The government is claiming that to be of the broadest possible use to scholars, the materials in the archives require digitization. This explanation has the advantage of not only making superficial sense, but of reframing the reduction in access as an eventual expansion of access to the materials.
Why, then, is there a consensus that much of the material may never be made available to scholars—or made available only when the Chinese government decides to relinquish is current, re-exerted control over the archives?
First, the normal process when digitizing historical materials is to digitize a relatively small section at a time, precisely so that scholarly works in progress are disrupted as little as possible. In contrast, the Chinese have simultaneously closed off access to large portions of the archives housed in various locations. Even if the now unavailable materials are actually being digitized, given the time involved in such a process, there is no telling when the materials might again be available, even by reasonable standards.

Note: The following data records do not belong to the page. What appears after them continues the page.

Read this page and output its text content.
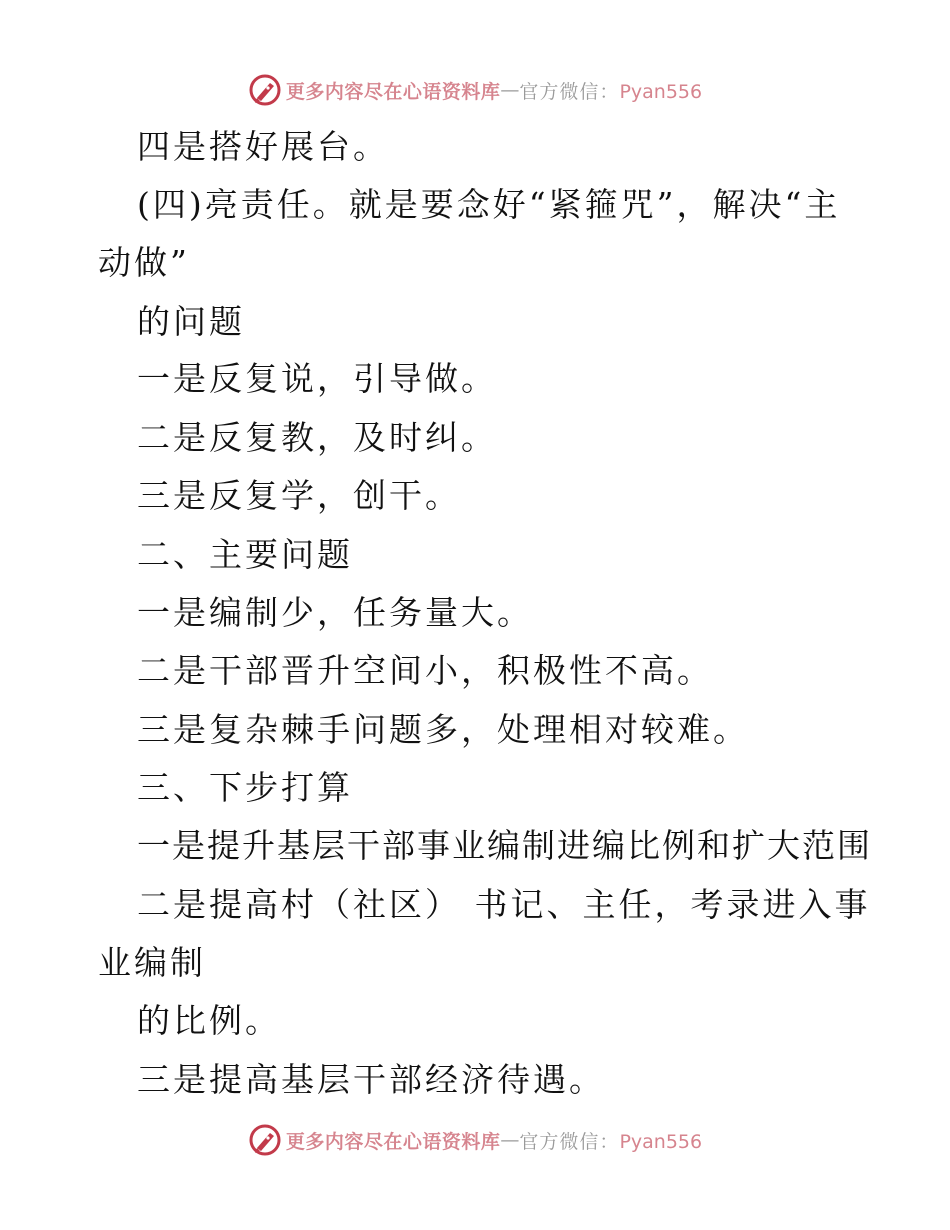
更多内容尽在心语资料库 — 官方微信：Pyan556
四是搭好展台。
(四)亮责任。就是要念好“紧箍咒”，解决“主
动做”
的问题
一是反复说，引导做。
二是反复教，及时纠。
三是反复学，创干。
二、主要问题
一是编制少，任务量大。
二是干部晋升空间小，积极性不高。
三是复杂棘手问题多，处理相对较难。
三、下步打算
一是提升基层干部事业编制进编比例和扩大范围
二是提高村（社区） 书记、主任，考录进入事
业编制
的比例。
三是提高基层干部经济待遇。
更多内容尽在心语资料库 — 官方微信：Pyan556
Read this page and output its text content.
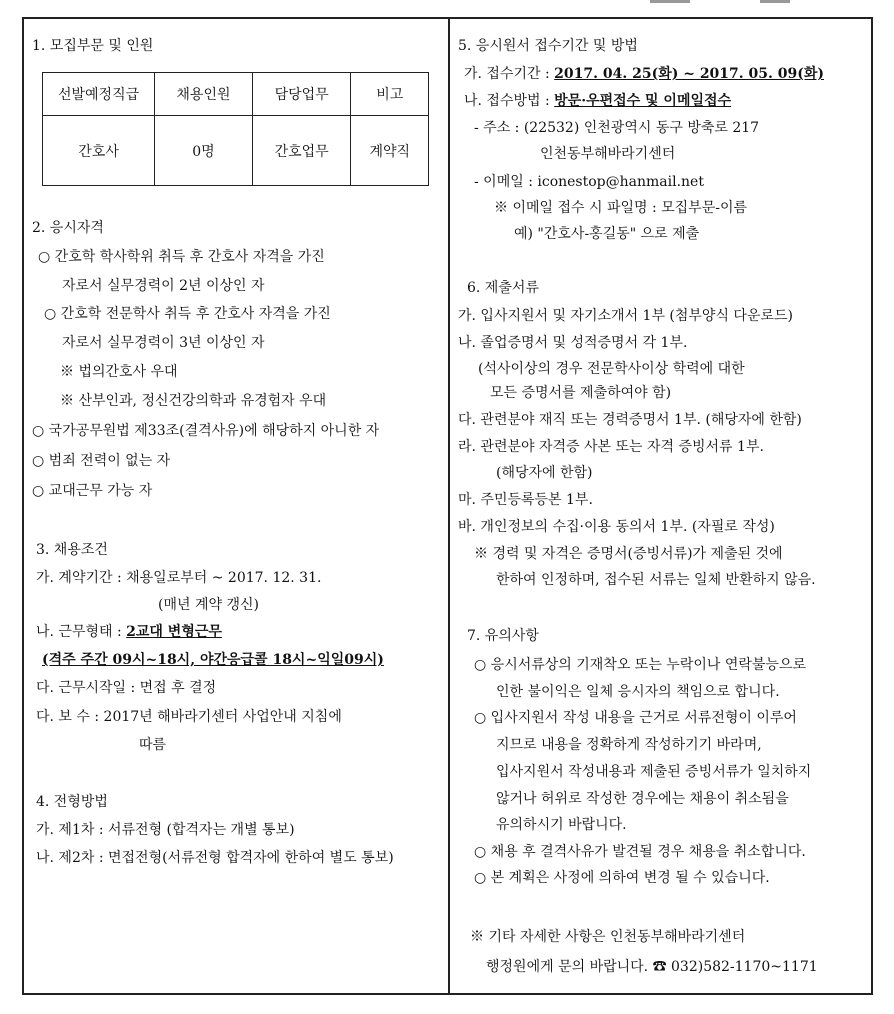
1. 모집부문 및 인원
선발예정직급	채용인원	담당업무	비고
간호사	0명	간호업무	계약직
2. 응시자격
○ 간호학 학사학위 취득 후 간호사 자격을 가진
자로서 실무경력이 2년 이상인 자
○ 간호학 전문학사 취득 후 간호사 자격을 가진
자로서 실무경력이 3년 이상인 자
※ 법의간호사 우대
※ 산부인과, 정신건강의학과 유경험자 우대
○ 국가공무원법 제33조(결격사유)에 해당하지 아니한 자
○ 범죄 전력이 없는 자
○ 교대근무 가능 자
3. 채용조건
가. 계약기간 : 채용일로부터 ~ 2017. 12. 31.
(매년 계약 갱신)
나. 근무형태 : 2교대 변형근무
(격주 주간 09시~18시, 야간응급콜 18시~익일09시)
다. 근무시작일 : 면접 후 결정
다. 보 수 : 2017년 해바라기센터 사업안내 지침에
따름
4. 전형방법
가. 제1차 : 서류전형 (합격자는 개별 통보)
나. 제2차 : 면접전형(서류전형 합격자에 한하여 별도 통보)
5. 응시원서 접수기간 및 방법
가. 접수기간 : 2017. 04. 25(화) ~ 2017. 05. 09(화)
나. 접수방법 : 방문·우편접수 및 이메일접수
- 주소 : (22532) 인천광역시 동구 방축로 217
인천동부해바라기센터
- 이메일 : iconestop@hanmail.net
※ 이메일 접수 시 파일명 : 모집부문-이름
예) "간호사-홍길동" 으로 제출
6. 제출서류
가. 입사지원서 및 자기소개서 1부 (첨부양식 다운로드)
나. 졸업증명서 및 성적증명서 각 1부.
(석사이상의 경우 전문학사이상 학력에 대한
모든 증명서를 제출하여야 함)
다. 관련분야 재직 또는 경력증명서 1부. (해당자에 한함)
라. 관련분야 자격증 사본 또는 자격 증빙서류 1부.
(해당자에 한함)
마. 주민등록등본 1부.
바. 개인정보의 수집·이용 동의서 1부. (자필로 작성)
※ 경력 및 자격은 증명서(증빙서류)가 제출된 것에
한하여 인정하며, 접수된 서류는 일체 반환하지 않음.
7. 유의사항
○ 응시서류상의 기재착오 또는 누락이나 연락불능으로
인한 불이익은 일체 응시자의 책임으로 합니다.
○ 입사지원서 작성 내용을 근거로 서류전형이 이루어
지므로 내용을 정확하게 작성하기기 바라며,
입사지원서 작성내용과 제출된 증빙서류가 일치하지
않거나 허위로 작성한 경우에는 채용이 취소됨을
유의하시기 바랍니다.
○ 채용 후 결격사유가 발견될 경우 채용을 취소합니다.
○ 본 계획은 사정에 의하여 변경 될 수 있습니다.
※ 기타 자세한 사항은 인천동부해바라기센터
행정원에게 문의 바랍니다. ☎ 032)582-1170~1171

Second, and again in order to minimize the impact on scholarly works in progress, the digitization of archived materials is usually done according to a schedule that is announced well in advance. In contrast, the reductions in access to the Chinese archives were simply announced by the government as restrictions that were immediately in effect.
Lastly, before materials in an archive are digitized, they are always indexed, if only to allow those doing and overseeing the process to insure that no materials are lost or misplaced. In contrast to this basic practice, because much of the material in the Chinese archives has not been officially indexed (indeed, some of the current, ongoing scholarly efforts involved providing indexes of the materials), there will be no way to tell if the government has, in fact, removed materials from the archives and thereby only selectively and self-servingly preserved the historical record.
Because our own historical archives have generally been indexed very thoroughly up to this point, it would seem that such a thorough misappropriation of historical materials would be extremely difficult to accomplish.
But it would be much less difficult to accomplish for materials related to more current events, for materials just now entering into archives. And given the efforts, in particular by Far-Right groups, to control what history is being taught–for instance, Mitch Daniels’ efforts to insure that Howard Zinn’s books were not used in Indiana schools and the legislation currently under consideration in Michigan that would ban and financially penalize the teaching of labor history–it does not seem as far-fetched as it might have seemed previously that some of our political leaders and their financial backers would seek to have historical research serve their ideology by controlling access to primary materials at their source. (Indeed, Zinn’s books were so problematic for Mitch Daniels precisely because they were written largely in response to a less formalized effort to marginalize many aspects of our national history.)
As more and more material is available to scholars primarily or perhaps only in digitized form, this is the core paradox. Imagine two funnels connected at their narrow ends. At the one wide end is the massive volume of material available to be digitized. At the other wide end is the ever broader number and range of people who will have access to materials because of their digitization. But where the two narrow ends are being joined, there is control over what is digitized and when—and the potential for tremendous abuses of that power.
Moreover, the exercise of that power has rather rapidly been shifting from our massive federal bureaucracy to massive corporations such as Google. I am fairly certain that this shift makes the possibilities for abuse even worse because, short of a completely authoritarian regime, such as still exists in China, populations can exert more direct control over who is governing them than over who is leading multinational corporations.
Indeed, as more scholarly journals and even monographs and books are made available through collections maintained by fewer and fewer, ever larger corporations, this issue clearly is not restricted to scholars relying on historical archives, but it could, instead, extend to scholars in every discipline.